Compared to Orion Orion’s smart glasses – which is also a prototype concept at this stage – Android XR glasses are not even compared. You can see more and do more with Orion and through its wavery lenses with silicone carbide. Orion launches numerous apps of apps such as Instagram and Facebook Messenger and even have “holographic” games like Pong Knockoff that you can play another person who wears your own pair of Ar glasses. Against Snapchat’s most “spectacles” and their super -narrow field of view, I would say that the prototype of Android XR and its only display can actually be better. If you are going to have less powerful hardware, lean into its power (s).
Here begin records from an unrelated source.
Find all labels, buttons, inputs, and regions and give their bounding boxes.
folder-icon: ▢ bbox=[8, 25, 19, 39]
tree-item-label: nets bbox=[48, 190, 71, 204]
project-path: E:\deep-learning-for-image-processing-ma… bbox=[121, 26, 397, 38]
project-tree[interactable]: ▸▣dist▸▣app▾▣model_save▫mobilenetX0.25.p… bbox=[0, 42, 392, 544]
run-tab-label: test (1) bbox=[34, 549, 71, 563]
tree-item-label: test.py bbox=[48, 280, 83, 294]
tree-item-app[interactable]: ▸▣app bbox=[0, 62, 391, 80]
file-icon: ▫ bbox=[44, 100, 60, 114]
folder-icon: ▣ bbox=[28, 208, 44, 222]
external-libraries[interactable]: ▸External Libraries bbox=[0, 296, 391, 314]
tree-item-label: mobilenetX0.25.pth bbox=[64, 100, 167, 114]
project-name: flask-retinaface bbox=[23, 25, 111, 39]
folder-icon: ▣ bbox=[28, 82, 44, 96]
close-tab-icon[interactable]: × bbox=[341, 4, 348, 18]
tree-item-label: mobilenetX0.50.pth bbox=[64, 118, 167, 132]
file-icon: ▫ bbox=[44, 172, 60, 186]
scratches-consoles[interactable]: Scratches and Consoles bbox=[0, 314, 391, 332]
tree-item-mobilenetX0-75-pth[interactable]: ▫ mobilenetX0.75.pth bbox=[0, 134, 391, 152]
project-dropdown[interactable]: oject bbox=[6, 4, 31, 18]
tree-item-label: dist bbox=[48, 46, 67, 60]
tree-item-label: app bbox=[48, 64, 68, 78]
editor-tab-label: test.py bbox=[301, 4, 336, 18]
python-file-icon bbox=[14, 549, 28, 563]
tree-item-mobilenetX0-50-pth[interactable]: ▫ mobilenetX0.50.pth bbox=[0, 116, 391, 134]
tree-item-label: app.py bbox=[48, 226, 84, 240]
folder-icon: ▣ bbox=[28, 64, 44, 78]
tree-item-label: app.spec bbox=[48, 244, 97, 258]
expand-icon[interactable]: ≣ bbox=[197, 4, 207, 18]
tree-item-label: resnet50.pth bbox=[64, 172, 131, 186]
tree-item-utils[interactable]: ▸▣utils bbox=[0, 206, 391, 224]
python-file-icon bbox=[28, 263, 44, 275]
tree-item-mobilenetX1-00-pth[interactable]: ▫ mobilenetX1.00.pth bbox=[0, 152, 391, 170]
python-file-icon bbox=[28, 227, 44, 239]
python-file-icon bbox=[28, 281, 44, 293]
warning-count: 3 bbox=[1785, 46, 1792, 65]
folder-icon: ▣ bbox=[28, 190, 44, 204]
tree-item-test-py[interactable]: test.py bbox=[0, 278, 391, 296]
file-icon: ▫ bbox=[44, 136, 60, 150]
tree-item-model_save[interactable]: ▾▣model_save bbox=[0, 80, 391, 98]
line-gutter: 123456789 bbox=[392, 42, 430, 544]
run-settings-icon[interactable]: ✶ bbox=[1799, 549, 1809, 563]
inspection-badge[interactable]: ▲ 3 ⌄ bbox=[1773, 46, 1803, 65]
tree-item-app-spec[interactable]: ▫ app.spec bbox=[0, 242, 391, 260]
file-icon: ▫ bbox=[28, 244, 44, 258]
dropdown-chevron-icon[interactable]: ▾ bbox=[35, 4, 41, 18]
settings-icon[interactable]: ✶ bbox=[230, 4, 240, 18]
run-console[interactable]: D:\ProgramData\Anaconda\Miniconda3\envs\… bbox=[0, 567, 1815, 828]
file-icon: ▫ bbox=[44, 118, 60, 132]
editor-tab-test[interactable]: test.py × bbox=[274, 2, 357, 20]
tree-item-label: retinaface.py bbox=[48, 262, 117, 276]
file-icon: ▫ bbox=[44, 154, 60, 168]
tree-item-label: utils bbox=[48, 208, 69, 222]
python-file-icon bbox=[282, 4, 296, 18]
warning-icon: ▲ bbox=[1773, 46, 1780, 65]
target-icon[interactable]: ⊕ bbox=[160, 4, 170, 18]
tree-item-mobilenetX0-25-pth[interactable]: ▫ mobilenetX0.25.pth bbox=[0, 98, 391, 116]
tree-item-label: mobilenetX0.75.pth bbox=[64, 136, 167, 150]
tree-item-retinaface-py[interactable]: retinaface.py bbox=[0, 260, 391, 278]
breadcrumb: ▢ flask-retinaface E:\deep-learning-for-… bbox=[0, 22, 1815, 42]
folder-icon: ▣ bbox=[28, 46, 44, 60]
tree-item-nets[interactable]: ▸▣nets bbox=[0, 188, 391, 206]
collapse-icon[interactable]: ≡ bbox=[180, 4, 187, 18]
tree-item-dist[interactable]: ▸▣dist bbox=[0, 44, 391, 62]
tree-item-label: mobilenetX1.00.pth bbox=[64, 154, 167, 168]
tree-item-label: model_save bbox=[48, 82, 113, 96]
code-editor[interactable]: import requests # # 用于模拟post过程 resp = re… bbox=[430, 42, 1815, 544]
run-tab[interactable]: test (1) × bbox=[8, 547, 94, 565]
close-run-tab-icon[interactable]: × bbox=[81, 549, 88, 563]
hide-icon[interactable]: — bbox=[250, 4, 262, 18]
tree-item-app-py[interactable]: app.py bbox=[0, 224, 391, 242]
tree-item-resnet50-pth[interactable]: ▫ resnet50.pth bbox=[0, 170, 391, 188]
As for the smart glasses themselves, they felt like any pair of thick sunglasses and felt relatively light. They slid a little from my nose, but it’s just because I have a flat and wider Asian nose. They seem to not slip out of my friend’s nose and Engadget Arch-Nemesis, Karissa Bell. (I’m just kidding; I love Caris.) I couldn’t check the battery life in 90 seconds.

So this is my first impression of the first pair of Android XR intelligent glasses. Not much, but nothing. Part of me wonders why the hell, Google chose to limit the demonstration time like this. My Spidey Sense tells me that it may not be as far as it appears in the I/O Keynote demonstration. What I saw feels like a better version of Google Glass, certainly, with the screen resembling a super tiny head display located in the center of the right lens instead of your right eye on the glass. But with only 90 seconds there is no way to create a firm opinion. I have to see a lot more and what I saw wasn’t even a sliding slider. Google, you have my number – call me!